The Art of Stealing Well
Paul Thomas Anderson won Best Adapted Screenplay for One Battle After Another, his loose adaptation of Thomas Pynchon's 1990 novel Vineland. PTA famously said: "Vineland was always going to be too hard to adapt. I stole the parts that spoke to me and just started running like a thief."
The Competition
| Nominee | Film | Source | IMDb | RT |
|---|---|---|---|---|
| Paul Thomas Anderson (WINNER) | One Battle After Another | Vineland (Pynchon novel) | 7.7 | 98% |
| Chloe Zhao & Maggie O'Farrell | Hamnet | Hamnet (O'Farrell novel) | 7.9 | 87% |
| Clint Bentley & Greg Kwedar | Train Dreams | Train Dreams (Denis Johnson novella) | 7.5 | 94% |
| Will Tracy | Bugonia | Save the Green Planet! (Korean film) | 7.4 | 87% |
| Guillermo del Toro | Frankenstein | Frankenstein (Shelley novel) | 7.4 | 85% |
The Adaptation Spectrum
This was an unusually literary Adapted Screenplay lineup. You had a Thomas Pynchon postmodern novel, a Shakespeare biographical novel, a Denis Johnson novella, a Korean film remake, and Mary Shelley's foundational gothic text. PTA's approach was the most radical: taking a 1990 novel and reshaping it into something barely recognizable from its source.
The Data Split
PTA's film had the highest RT score (98%) but only the third-highest IMDb (7.7 behind Hamnet's 7.9 and Train Dreams' 7.5).
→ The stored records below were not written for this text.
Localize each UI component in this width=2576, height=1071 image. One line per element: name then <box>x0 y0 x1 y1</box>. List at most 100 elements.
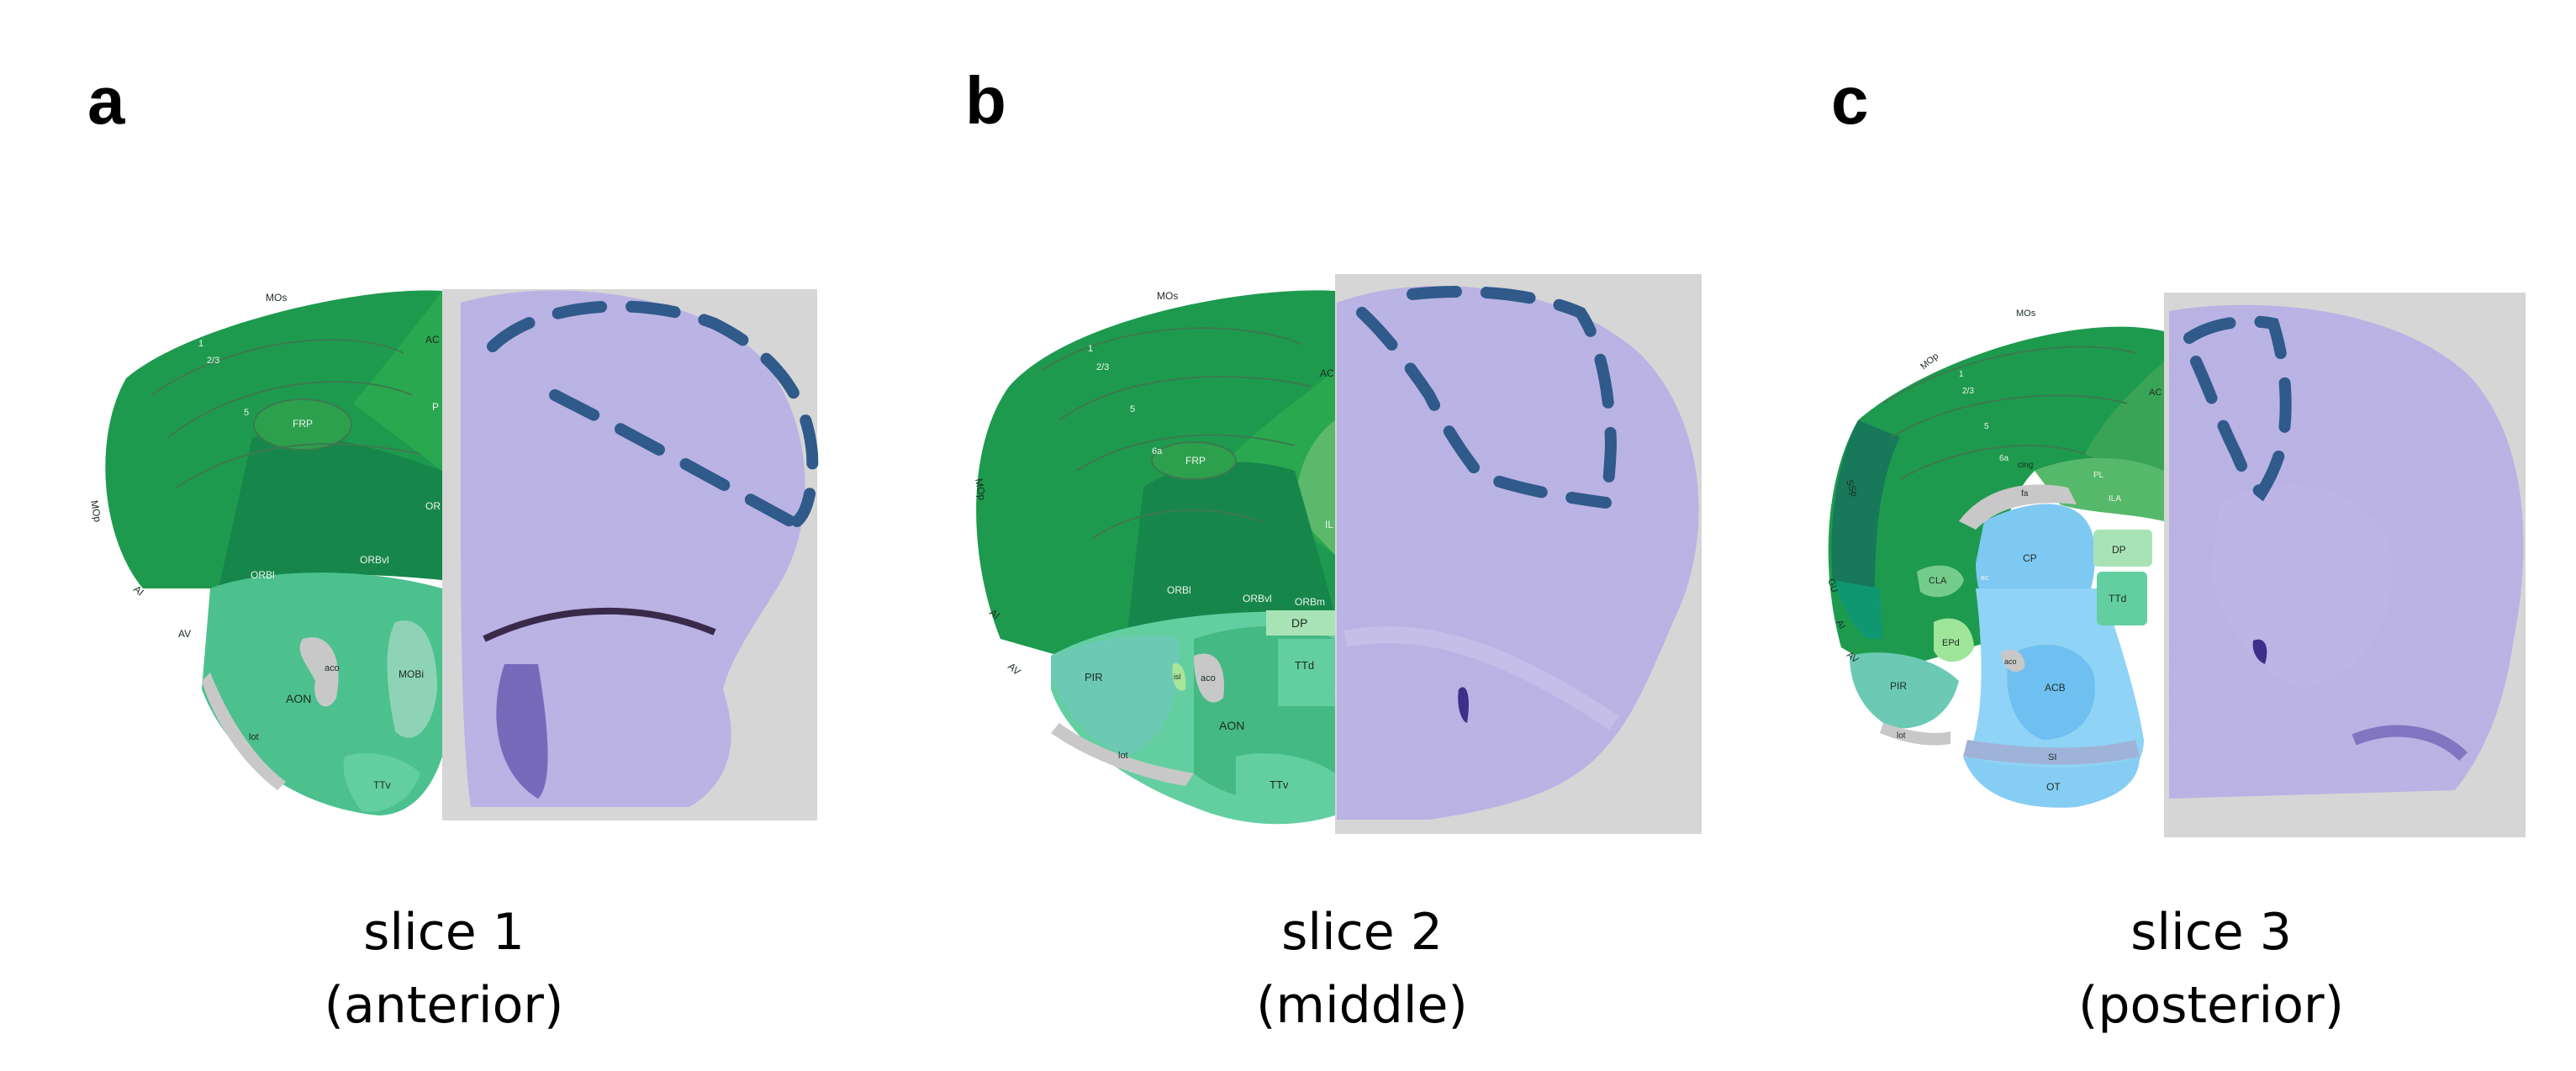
atlas-label-mop-a: MOp <box>88 499 103 523</box>
nissl-dark-spot-b <box>1458 687 1469 723</box>
atlas-label-orbvl-a: ORBvl <box>360 554 389 566</box>
atlas-epd-c <box>1934 618 1974 662</box>
atlas-ttv-b <box>1236 753 1335 820</box>
atlas-label-isl-b: isl <box>1174 673 1181 681</box>
atlas-label-l1-b: 1 <box>1088 344 1093 354</box>
atlas-cla-c <box>1917 565 1964 598</box>
atlas-label-orbm-b: ORBm <box>1295 596 1325 608</box>
atlas-layer-lines-c <box>1882 346 2136 480</box>
atlas-mobi-a <box>387 620 437 738</box>
atlas-label-ac-b: AC <box>1320 367 1334 379</box>
atlas-label-cla-c: CLA <box>1929 576 1947 586</box>
atlas-lateral-cortex-c <box>1831 420 1900 588</box>
atlas-ttd-c <box>2097 572 2147 625</box>
nissl-dark-spot-c <box>2252 639 2267 664</box>
panel-b: MOs AC 1 2/3 5 6a FRP IL ORBl ORBvl ORBm… <box>973 274 1702 834</box>
atlas-label-aco-a: aco <box>325 663 340 673</box>
atlas-label-ac-a: AC <box>425 334 440 346</box>
atlas-label-dp-b: DP <box>1291 616 1307 630</box>
atlas-label-l5-a: 5 <box>244 408 249 418</box>
atlas-label-l23-c: 2/3 <box>1962 387 1974 396</box>
nissl-cortex-edge-b <box>1343 625 1619 731</box>
atlas-fiber-c <box>1959 484 2077 530</box>
atlas-label-orbl-a: ORBl <box>251 569 275 581</box>
atlas-dp-b <box>1266 610 1335 636</box>
caption-slice-2-line2: (middle) <box>1256 976 1468 1035</box>
panel-letter-c: c <box>1831 63 1869 138</box>
atlas-layer-lines-b <box>1042 327 1312 539</box>
atlas-frp-b <box>1151 441 1237 480</box>
atlas-label-ac-c: AC <box>2149 388 2162 398</box>
atlas-label-p-a: P <box>432 401 439 413</box>
atlas-label-pl-c: PL <box>2093 471 2104 480</box>
atlas-label-mop-b: MOp <box>973 477 988 501</box>
atlas-gu-c <box>1833 580 1883 639</box>
nissl-fiber-band-a <box>483 607 716 642</box>
atlas-label-mos-a: MOs <box>266 292 287 303</box>
atlas-label-epd-c: EPd <box>1942 638 1960 648</box>
atlas-label-cing-c: cing <box>2018 461 2033 470</box>
atlas-label-mos-b: MOs <box>1157 290 1178 302</box>
atlas-aco-a <box>299 637 339 707</box>
nissl-section-b <box>1337 286 1699 820</box>
atlas-frp-a <box>253 398 352 451</box>
atlas-mid-cortex-c <box>2035 458 2164 521</box>
atlas-aco-b <box>1194 653 1224 703</box>
nissl-striatum-c <box>2211 484 2393 689</box>
atlas-label-aon-a: AON <box>286 692 311 705</box>
atlas-label-aon-b: AON <box>1219 719 1244 732</box>
panel-c: MOs MOp SSp GU AI AV 1 2/3 5 6a ec PL IL… <box>1825 293 2526 837</box>
atlas-label-lot-b: lot <box>1118 751 1128 761</box>
atlas-frontal-a <box>353 291 442 471</box>
atlas-label-mobi-a: MOBi <box>399 668 424 680</box>
caption-slice-3-line1: slice 3 <box>2130 903 2292 962</box>
atlas-label-mop-c: MOp <box>1919 351 1940 372</box>
atlas-label-cp-c: CP <box>2023 552 2037 564</box>
atlas-label-orbl-b: ORBl <box>1167 584 1191 596</box>
atlas-label-orbvl-b: ORBvl <box>1243 593 1272 604</box>
atlas-label-fa-c: fa <box>2021 489 2029 499</box>
atlas-label-l1-c: 1 <box>1959 370 1964 379</box>
caption-slice-2: slice 2 (middle) <box>1152 896 1572 1042</box>
atlas-layer-lines-a <box>150 339 421 488</box>
atlas-label-pir-c: PIR <box>1890 680 1907 692</box>
atlas-aco-c <box>2001 649 2025 673</box>
outline-dashed-c <box>2183 315 2292 502</box>
atlas-label-ttd-b: TTd <box>1295 659 1314 672</box>
atlas-label-av-b: AV <box>1006 661 1023 678</box>
atlas-label-ttv-b: TTv <box>1270 778 1289 791</box>
atlas-dp-c <box>2093 530 2152 567</box>
outline-dashed-b <box>1356 285 1618 510</box>
atlas-orbital-a <box>219 434 442 588</box>
caption-slice-1: slice 1 (anterior) <box>234 896 654 1042</box>
atlas-label-av-a: AV <box>178 628 191 640</box>
caption-slice-1-line2: (anterior) <box>324 976 564 1035</box>
atlas-isl-b <box>1172 663 1186 691</box>
atlas-label-l5-b: 5 <box>1130 404 1135 414</box>
caption-slice-3-line2: (posterior) <box>2077 976 2345 1035</box>
atlas-label-aco-b: aco <box>1201 673 1216 683</box>
atlas-label-gu-c: GU <box>1825 578 1840 594</box>
panel-letter-b: b <box>965 63 1006 138</box>
caption-slice-1-line1: slice 1 <box>363 903 525 962</box>
atlas-label-ila-c: ILA <box>2109 494 2121 504</box>
nissl-ventral-band-c <box>2352 725 2468 762</box>
atlas-label-aco-c: aco <box>2004 657 2017 666</box>
atlas-label-ai-c: AI <box>1834 619 1847 631</box>
atlas-pir-b <box>1051 636 1180 757</box>
atlas-orbital-b <box>1127 462 1335 639</box>
atlas-ttv-a <box>343 753 420 812</box>
atlas-label-pir-b: PIR <box>1085 671 1103 683</box>
atlas-acb-c <box>2007 644 2095 740</box>
panel-a: MOs AC 1 2/3 5 FRP P OR ORBl ORBvl MOp A… <box>88 289 819 820</box>
atlas-lot-a <box>202 673 286 790</box>
atlas-label-ttv-a: TTv <box>373 779 391 791</box>
atlas-label-l5-c: 5 <box>1984 422 1989 431</box>
panel-letter-a: a <box>87 63 125 138</box>
atlas-ot-c <box>1963 757 2140 808</box>
atlas-ttd-b <box>1278 639 1335 706</box>
nissl-olfactory-bulb-a <box>496 664 548 799</box>
atlas-label-mos-c: MOs <box>2016 309 2036 319</box>
atlas-label-ot-c: OT <box>2046 781 2061 793</box>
The highest-grossing film (One Battle at $210M) won, which aligns with historical patterns: Adapted Screenplay winners tend to come from commercially visible films, not small-release titles. Train Dreams (Netflix limited release) and Bugonia ($43M) were at a commercial disadvantage.
PTA and Pynchon
This is PTA's second Pynchon adaptation after Inherent Vice (2014), which earned no screenplay nominations. Anderson has spent two decades obsessed with Pynchon's work, and this win validates that obsession. Inherent Vice had a 73% RT score; One Battle After Another jumped to 98%. The evolution is real.
Data Verdict
PTA won with the field's highest RT score and strongest commercial profile. The Hamnet screenplay (7.9 IMDb, 87% RT) had a case on audience reception, but PTA's critical consensus advantage was decisive. This win was predictable by the numbers: the Best Picture winner almost always takes home the screenplay Oscar it is nominated for.